I don’t know if I’ve stressed this enough, but scorecard systems are NOT simple processes. But the most effective performance management systems are not “set-and-forget”: you need to be consistently monitoring, graphing, collecting and providing feedback, revising, revisiting, goal-setting, delivering feedback, and so much more. If you aren’t willing to allocate resources to implementing the system, you’re only going to be overloading the individuals responsible for actually doing the hard work.

Ensure that the individuals responsible for retrieving and compiling the data into the scorecards have sufficient time to dedicate to performing these tasks. Be prepared to not only provide reinforcement to the primary performers who are being measured for achieving their goals, but also to provide reinforcement to the folks who are working to make the scorecard process successful. Have the money or other resources on hand for reinforcement, and make sure the reinforcers are replicable and catered to the individual’s preferences. This is just a taste of the resources needed to develop a scorecard system that is going to sustain over time.

 

  1. Employee satisfaction and/or retention are low.

Finally, social validity is CRUCIAL to developing a lasting scorecard system. And if you already have problems with retaining employees and ensuring they are engaged and happy, be prepared for a scorecard system (in all likelihood) to potentially drive them further away. From a social validity standpoint, I’ve seen reports from employees that indicate they don’t like the idea of receiving a “report card” and being “graded” on their work as adults. Some employees may have even had poor experiences with systems like these in the past, either being used as a means of punishment or being poorly implemented with little support.

Particularly, in the ABA world, the market is in the employees’ favor. If you have employees that are on the edge of resigning, a system like this might be the last straw. The number of human service organizations have grown exponentially in the last 5 years, and many organizations do not have accountability systems like this in place. Unless you are willing to part with these employees and watch them head to an organization that won’t hold them accountable like this, I would advise you address the engagement/retention issue FAR in advance of implementing a scorecard system.

On another note of social validity, get the employees involved early and often in the development of the system itself. Educate them on what scorecards are, and the purpose of their use. After you select the measures, have them help point out potential barriers to achieving the measures BEFORE IMPLEMENTING. Pilot with a group of employees that will provide candid feedback, and most importantly LISTEN AND ACT UPON their feedback. Then, during launch of the system, continue to reassess their satisfaction with the system and make continuous improvements to ensure they are engaged and happy.
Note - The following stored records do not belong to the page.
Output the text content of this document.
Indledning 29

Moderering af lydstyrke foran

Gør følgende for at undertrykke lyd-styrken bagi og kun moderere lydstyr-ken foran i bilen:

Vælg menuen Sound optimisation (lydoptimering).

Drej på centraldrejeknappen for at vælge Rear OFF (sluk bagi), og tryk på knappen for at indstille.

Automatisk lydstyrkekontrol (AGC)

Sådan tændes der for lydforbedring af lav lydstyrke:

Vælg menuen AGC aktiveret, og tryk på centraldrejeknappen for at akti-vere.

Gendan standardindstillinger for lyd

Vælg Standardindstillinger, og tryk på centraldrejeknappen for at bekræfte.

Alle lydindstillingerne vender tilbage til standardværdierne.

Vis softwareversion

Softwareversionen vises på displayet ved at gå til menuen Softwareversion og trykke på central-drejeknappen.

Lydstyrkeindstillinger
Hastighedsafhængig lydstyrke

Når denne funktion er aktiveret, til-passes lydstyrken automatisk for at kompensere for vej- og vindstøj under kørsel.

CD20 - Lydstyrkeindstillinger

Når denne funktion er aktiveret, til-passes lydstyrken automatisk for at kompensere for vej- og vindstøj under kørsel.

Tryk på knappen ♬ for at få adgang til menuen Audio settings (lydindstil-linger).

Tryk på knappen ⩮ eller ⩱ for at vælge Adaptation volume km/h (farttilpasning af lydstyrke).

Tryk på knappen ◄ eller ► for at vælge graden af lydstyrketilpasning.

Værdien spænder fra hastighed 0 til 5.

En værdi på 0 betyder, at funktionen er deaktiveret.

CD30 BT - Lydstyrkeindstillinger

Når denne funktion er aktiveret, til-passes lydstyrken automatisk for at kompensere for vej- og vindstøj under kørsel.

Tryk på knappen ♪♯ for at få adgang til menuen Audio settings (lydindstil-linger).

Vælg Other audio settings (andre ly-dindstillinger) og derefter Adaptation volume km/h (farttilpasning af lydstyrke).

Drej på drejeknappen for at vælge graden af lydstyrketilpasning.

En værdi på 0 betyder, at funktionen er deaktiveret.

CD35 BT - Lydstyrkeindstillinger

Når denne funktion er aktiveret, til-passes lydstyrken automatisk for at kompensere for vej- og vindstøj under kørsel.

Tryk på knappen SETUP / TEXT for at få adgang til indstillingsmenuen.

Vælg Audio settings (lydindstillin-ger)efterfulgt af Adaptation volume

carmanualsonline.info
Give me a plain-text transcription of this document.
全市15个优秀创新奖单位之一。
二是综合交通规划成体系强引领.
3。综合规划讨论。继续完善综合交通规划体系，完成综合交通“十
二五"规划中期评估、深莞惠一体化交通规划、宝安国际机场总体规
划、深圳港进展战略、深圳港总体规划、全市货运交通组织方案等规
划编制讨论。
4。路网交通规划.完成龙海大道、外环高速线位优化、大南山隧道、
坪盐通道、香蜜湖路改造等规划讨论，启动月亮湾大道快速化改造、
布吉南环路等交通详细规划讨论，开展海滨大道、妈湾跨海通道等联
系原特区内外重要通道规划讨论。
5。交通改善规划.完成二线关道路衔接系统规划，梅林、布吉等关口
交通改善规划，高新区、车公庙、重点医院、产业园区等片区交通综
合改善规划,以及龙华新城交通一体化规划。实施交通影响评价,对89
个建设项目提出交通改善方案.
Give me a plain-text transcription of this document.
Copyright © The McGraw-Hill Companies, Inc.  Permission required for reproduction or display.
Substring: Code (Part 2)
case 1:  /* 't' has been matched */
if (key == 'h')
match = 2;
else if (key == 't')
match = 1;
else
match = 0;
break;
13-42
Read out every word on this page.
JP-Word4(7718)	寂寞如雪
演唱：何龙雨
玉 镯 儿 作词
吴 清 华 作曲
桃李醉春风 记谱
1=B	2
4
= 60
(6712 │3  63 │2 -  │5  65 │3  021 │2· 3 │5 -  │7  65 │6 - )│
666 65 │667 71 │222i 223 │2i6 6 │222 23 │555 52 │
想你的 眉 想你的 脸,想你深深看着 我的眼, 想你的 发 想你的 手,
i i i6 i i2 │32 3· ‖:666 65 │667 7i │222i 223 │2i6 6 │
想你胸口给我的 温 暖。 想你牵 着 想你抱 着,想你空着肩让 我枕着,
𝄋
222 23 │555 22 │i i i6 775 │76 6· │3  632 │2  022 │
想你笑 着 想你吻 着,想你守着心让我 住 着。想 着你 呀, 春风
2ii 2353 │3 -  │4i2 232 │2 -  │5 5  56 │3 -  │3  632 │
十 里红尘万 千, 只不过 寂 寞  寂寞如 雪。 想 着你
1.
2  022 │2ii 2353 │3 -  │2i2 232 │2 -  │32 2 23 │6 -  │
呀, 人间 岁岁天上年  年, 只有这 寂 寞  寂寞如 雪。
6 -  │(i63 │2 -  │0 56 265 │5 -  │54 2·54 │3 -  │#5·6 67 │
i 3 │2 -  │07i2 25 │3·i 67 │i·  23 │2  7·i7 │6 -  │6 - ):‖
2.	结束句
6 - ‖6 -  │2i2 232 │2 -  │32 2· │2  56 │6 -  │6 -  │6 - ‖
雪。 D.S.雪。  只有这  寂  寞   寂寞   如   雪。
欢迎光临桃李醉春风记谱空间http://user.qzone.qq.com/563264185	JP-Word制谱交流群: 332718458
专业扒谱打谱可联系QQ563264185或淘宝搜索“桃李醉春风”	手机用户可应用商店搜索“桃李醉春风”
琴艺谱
And don’t forget the people who are actually doing the work to make the scorecard system a success! Ask them how it’s going, if the process is feasible or if it’s overly time-consuming. Remove barriers for their performance as the “doers” in the implementation process.

 

These factors are all essential to sustaining a performance scorecarding system (or, really, any performance management system). If you push too fast, without the right people and processes in place, you’re going to be investing in a system that will fall to the wayside at best, or a system that will drive employees away at worst. And, on a final note, understand that the launch of the performance scorecard system is the beginning of the process, NOT the end!